Seino Yoshihiko, Ogawa Akio, Yamashita Teruyo, Fukushima Masato, Ogata Ken-ichi, Fukumoto Hiroko, Takano Teruo
The First Department of Internal Medicine, Nippon Medical School, 1-1-5 Sendagi, Tokyo, Japan.
Eur J Heart Fail. 2004 Mar 15;6(3):295-300. doi: 10.1016/j.ejheart.2003.12.009.
Measurement of brain natriuretic peptide (BNP) has become a potent diagnostic aid as a means of identifying patients with systolic or diastolic dysfunction. Due to better stability in circulating blood, we reasoned that measurement of N-terminal proBNP (NT-proBNP) may be a more discerning marker for the detection and evaluation of chronic heart failure.
The relationships between plasma concentrations of NT-proBNP and BNP, and aetiology, New York Heart Association (NYHA) classification, and left ventricular ejection fraction (LVEF) were analyzed in 105 patients with chronic heart failure. Sixty-seven healthy volunteers were studied as the controls.
Both NT-proBNP and BNP showed progressive increases (P<0.001) in proportion to the NYHA classification; the increment of NT-proBNP was larger than that of BNP. Elevated NT-proBNP significantly correlated with BNP (r=0.737, P<0.001). Receiver operating characteristics analysis to detect LVEF<40% showed similar values (area under the curve, AUC: NT-proBNP 0.754 vs. BNP 0.770), however, AUC to detect LVEF<50% tended to be greater for NT-proBNP than that for BNP (NT-proBNP 0.820 vs. BNP 0.794).
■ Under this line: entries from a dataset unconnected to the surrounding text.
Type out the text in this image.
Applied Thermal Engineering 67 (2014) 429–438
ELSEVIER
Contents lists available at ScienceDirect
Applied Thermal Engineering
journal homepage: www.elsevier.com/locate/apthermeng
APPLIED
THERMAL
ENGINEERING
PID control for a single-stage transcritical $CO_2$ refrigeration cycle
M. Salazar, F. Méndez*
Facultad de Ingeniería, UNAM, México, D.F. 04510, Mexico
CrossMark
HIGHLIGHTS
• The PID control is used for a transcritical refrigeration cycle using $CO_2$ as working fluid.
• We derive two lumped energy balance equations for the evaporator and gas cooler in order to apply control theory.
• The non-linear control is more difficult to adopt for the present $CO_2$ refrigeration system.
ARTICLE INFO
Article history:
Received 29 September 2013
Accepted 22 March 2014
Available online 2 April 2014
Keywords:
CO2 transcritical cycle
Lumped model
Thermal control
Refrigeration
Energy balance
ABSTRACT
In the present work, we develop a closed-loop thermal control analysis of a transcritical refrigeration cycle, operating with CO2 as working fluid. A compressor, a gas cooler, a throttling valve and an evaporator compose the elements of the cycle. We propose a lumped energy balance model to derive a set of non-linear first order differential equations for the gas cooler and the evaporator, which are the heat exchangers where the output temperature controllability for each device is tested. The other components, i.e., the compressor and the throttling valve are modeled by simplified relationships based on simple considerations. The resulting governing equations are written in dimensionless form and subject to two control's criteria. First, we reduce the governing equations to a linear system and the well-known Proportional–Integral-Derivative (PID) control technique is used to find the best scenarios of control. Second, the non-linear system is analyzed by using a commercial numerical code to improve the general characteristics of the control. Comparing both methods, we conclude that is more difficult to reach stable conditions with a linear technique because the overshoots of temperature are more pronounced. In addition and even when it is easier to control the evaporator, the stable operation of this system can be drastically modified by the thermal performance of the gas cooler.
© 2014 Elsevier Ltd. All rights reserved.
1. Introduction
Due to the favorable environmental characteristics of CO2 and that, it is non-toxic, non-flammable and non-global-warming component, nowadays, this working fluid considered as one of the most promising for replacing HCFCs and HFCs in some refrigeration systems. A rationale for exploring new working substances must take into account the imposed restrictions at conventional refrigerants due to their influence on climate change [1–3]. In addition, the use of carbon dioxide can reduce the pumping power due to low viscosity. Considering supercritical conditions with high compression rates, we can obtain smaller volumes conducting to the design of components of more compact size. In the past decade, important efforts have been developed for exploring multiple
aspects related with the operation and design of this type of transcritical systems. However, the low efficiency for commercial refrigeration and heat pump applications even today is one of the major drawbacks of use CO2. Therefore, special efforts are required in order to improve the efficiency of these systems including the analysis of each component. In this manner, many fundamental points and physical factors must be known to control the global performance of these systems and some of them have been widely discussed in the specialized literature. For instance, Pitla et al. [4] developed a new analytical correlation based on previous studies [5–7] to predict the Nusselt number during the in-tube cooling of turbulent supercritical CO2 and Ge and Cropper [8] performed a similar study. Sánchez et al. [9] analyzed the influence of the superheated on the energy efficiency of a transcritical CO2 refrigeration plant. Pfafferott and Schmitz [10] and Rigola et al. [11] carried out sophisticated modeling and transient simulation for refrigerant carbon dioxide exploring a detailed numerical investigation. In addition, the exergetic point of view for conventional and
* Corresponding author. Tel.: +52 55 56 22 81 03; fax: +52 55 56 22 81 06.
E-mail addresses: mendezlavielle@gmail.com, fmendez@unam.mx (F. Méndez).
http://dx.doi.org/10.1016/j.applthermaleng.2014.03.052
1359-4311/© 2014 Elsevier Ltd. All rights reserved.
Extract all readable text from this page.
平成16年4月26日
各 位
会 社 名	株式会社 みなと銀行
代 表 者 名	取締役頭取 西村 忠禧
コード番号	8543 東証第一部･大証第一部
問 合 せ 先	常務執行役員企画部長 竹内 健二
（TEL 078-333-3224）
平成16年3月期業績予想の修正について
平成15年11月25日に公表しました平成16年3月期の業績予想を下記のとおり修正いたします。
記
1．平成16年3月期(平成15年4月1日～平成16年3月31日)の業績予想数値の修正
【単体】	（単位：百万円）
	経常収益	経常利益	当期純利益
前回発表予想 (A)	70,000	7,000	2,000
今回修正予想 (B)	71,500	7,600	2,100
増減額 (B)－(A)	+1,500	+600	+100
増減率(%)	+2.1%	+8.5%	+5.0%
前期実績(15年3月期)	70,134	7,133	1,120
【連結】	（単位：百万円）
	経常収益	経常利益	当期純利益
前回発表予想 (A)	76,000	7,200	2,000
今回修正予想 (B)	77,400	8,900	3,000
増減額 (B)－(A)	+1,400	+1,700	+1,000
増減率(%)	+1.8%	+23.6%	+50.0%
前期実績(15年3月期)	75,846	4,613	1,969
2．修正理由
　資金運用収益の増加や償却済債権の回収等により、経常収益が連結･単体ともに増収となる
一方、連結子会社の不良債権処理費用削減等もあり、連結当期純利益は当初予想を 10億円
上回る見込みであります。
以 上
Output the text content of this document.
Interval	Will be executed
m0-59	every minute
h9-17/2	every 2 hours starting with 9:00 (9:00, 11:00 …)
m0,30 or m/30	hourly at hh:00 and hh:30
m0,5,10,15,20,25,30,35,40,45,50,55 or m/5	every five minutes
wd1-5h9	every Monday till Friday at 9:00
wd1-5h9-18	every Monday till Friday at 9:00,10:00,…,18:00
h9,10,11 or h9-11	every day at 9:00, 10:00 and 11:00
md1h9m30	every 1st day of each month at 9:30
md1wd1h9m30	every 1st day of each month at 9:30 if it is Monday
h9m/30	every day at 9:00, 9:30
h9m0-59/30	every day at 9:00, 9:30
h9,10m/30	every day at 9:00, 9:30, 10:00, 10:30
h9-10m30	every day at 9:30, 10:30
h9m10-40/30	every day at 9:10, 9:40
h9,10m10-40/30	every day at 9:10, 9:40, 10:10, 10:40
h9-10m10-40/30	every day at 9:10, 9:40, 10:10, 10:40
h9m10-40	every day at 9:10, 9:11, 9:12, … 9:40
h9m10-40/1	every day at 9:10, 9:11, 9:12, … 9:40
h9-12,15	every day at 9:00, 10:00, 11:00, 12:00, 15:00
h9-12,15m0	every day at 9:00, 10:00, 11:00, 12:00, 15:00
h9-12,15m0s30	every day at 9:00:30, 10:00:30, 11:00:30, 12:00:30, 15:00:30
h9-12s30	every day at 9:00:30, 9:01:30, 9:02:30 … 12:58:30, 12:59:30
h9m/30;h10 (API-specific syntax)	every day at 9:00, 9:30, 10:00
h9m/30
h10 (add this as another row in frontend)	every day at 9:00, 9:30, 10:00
NT-proBNP may be a more discerning marker for the detection and evaluation of heart failure than BNP.
脑钠肽(BNP)检测已成为一种有效的诊断辅助手段,用于识别收缩或舒张功能障碍患者。鉴于其在循环血液中具有更好的稳定性,我们推断N末端脑钠肽前体(NT-proBNP)检测可能是检测和评估慢性心力衰竭更具鉴别力的标志物。
分析了105例慢性心力衰竭患者血浆NT-proBNP和BNP浓度与病因、纽约心脏协会(NYHA)分级及左心室射血分数(LVEF)之间的关系。选取67名健康志愿者作为对照进行研究。
NT-proBNP和BNP均随NYHA分级呈逐渐升高趋势(P<0.001);NT-proBNP的升高幅度大于BNP。NT-proBNP升高与BNP显著相关(r=0.737,P<0.001)。检测LVEF<40%的受试者工作特征分析显示二者曲线下面积(AUC)值相近(NT-proBNP为0.754,BNP为0.770),然而,检测LVEF<50%时,NT-proBNP的AUC往往大于BNP(NT-proBNP为0.820,BNP为0.794)。
与BNP相比,NT-proBNP可能是检测和评估心力衰竭更具鉴别力的标志物。